Field Trials of Gene Drive Mosquitoes: Lessons from Releases of Genetically Sterile Males and Wolbachia-infected Mosquitoes

J. M. Marshall and V. N. Vásquez,  Genetically Modified and other Innovative Vector Control Technologies,  2021.

The discovery of CRISPR-based gene editing and its application to homing-based gene drive has been greeted with excitement, for its potential to control mosquito-borne diseases on a wide scale, and concern, for the invasiveness and potential irreversibility of a release. At the same time, CRISPR-based gene editing has enabled a range of self-limiting gene drive systems to be engineered with much greater ease, including (1) threshold-dependent systems, which tend to spread only when introduced above a certain threshold population frequency, and (2) temporally self-limiting systems, which display transient drive activity before being eliminated by virtue of a fitness cost.

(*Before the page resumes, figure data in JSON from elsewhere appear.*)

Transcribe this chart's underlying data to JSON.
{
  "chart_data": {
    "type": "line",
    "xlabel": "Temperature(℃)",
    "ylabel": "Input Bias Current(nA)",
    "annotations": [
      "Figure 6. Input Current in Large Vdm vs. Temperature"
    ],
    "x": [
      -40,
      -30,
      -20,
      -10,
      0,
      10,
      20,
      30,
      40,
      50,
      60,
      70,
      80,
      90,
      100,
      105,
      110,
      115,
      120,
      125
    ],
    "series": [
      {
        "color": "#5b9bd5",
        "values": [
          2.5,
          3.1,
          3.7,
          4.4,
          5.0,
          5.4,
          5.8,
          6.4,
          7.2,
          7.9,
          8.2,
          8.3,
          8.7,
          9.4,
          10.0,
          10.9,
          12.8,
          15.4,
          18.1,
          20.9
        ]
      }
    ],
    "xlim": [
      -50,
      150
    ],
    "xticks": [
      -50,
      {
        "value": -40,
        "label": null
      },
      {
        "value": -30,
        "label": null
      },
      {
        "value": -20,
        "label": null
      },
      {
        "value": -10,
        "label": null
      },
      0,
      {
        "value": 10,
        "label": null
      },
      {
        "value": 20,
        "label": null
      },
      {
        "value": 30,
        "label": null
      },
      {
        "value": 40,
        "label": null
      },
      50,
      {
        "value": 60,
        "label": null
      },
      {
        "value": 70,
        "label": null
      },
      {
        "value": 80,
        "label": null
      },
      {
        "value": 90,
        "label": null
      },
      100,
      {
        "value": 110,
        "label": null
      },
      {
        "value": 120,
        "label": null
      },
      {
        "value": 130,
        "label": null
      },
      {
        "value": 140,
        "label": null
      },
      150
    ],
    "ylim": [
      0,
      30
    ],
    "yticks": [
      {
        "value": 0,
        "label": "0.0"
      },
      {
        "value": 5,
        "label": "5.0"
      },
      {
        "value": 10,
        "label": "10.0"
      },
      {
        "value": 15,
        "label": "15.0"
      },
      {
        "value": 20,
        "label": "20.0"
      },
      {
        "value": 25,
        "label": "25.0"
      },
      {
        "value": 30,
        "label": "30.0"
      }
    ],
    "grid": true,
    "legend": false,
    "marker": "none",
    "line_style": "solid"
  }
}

As these CRISPR-based gene drive systems are yet to be field-tested, plenty of open questions remain to be addressed, and insights can be gained from precedents set by field trials of other novel genetics-based and biological control systems, such as trials of Wolbachia-transfected mosquitoes, intended for either population replacement or suppression, and trials of genetically sterile male mosquitoes, either using the RIDL system (release of insects carrying a dominant lethal gene) or irradiation. We discuss lessons learned from these field trials and implications for a phased exploration of gene drive technology, including homing-based gene drive, chromosomal translocations, and split gene drive as a system potentially suitable for an intermediate release.